Peter Lorre began his acting career on the stage, mostly in comedic parts. M was only his second credited film appearance and his first starring role. He was in his mid-20s during filming, thinner and paler than the villains he was later destined to play in movies like Casablanca. Lorre gives one of film’s most notable performances. He is by turns quiet and circumspect, almost seemingly naïve, then sinister and foreboding. During his final speech, which is a masterpiece of emotional surrender, you’re shocked when you realize you’re almost tempted to feel sympathy for this broken thing.

The “talkies” were new in 1931. Some techniques that we take for granted were first introduced by Lang in M. In particular, the leitmotif – a recurring musical theme that accompanies, in this case, a particular character.

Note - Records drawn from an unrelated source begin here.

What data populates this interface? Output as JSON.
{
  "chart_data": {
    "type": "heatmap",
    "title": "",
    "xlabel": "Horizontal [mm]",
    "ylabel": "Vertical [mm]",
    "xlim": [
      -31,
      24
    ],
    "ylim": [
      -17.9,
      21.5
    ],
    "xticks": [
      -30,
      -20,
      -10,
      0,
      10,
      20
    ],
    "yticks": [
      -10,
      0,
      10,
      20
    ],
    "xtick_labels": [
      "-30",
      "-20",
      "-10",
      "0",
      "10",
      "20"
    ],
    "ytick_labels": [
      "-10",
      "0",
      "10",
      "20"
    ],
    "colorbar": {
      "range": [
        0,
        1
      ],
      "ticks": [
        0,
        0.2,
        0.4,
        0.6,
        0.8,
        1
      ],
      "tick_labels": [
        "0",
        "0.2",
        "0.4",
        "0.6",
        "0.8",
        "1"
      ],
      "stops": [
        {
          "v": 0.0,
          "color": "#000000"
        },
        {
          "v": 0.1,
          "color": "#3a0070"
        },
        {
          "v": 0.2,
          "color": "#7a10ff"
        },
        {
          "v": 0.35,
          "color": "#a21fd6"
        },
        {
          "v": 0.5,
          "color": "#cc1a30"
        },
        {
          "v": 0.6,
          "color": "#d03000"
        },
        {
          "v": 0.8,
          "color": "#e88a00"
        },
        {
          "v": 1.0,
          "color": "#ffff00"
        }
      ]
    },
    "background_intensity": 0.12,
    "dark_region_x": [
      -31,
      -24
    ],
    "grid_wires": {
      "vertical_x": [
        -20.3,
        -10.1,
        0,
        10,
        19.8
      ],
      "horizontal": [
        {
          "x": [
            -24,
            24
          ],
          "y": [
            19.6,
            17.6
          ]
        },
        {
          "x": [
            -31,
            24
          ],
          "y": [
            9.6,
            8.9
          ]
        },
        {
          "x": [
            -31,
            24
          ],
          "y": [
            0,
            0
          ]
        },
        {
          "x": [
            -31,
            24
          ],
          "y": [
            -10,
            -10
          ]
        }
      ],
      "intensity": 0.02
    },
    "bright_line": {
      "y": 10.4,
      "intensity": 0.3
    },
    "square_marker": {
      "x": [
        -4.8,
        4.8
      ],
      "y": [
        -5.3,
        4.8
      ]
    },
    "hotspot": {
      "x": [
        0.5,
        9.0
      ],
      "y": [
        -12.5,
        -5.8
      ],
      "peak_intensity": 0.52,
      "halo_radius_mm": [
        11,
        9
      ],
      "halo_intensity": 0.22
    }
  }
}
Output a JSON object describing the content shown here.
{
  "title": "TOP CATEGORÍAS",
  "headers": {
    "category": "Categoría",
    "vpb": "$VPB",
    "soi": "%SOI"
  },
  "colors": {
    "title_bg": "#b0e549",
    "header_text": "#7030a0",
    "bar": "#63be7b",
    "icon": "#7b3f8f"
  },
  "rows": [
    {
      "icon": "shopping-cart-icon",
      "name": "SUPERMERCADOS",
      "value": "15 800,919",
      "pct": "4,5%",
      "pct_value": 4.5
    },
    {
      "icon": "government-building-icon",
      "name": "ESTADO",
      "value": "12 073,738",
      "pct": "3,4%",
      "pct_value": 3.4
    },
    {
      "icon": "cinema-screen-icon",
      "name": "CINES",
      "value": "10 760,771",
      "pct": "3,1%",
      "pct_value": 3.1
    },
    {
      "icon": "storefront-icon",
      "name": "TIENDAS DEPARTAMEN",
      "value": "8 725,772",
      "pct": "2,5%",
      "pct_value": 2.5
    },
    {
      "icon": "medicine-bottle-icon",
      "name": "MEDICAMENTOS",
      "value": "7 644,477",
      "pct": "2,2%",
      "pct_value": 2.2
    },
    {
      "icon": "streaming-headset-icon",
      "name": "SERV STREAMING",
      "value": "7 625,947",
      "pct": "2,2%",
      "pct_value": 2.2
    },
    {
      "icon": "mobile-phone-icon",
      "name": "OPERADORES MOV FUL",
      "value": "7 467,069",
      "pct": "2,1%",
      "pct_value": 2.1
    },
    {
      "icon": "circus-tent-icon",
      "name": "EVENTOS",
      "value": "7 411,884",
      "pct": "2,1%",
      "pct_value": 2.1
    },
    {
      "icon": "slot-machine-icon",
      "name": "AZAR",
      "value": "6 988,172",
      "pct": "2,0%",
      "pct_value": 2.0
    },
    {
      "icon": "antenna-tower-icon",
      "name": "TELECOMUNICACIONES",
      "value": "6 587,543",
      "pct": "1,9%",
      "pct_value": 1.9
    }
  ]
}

When we hear “In the Hall of the Mountain King,” or musical notes that evoke it, we know that the killer is about, even if we can’t see him. Think: Darth Vader’s theme in the Star Wars movies. The first talkies filled the soundtrack with dialog, but Lang introduced more organic sound and especially noises and voices from offscreen, giving the action dimension and making M feel more modern than others movies of the time.

And what of that title, M? It’s a clever bit of tagging conceived by one of the criminal pursuers. (I couldn’t help but be reminded to The Scarlet Letter.)

M also has thematic elements that feel universally relevant. Early on as police officials discuss the challenges of getting the public to assist in the search, one of them observes:

Most of the public still takes the position, “How does this concern me?” The idea that each individual is responsible for what happens to the poorest, most anonymous child on the street hasn’t even dawned on the public at large!

And then of course there are the concluding scenes, which will strike you as controversial and provocative now as they were to German audiences in 1931. Director Lang entangles you in a conversation about the difference between justice and retribution. The ending made me uncomfortable. As it should.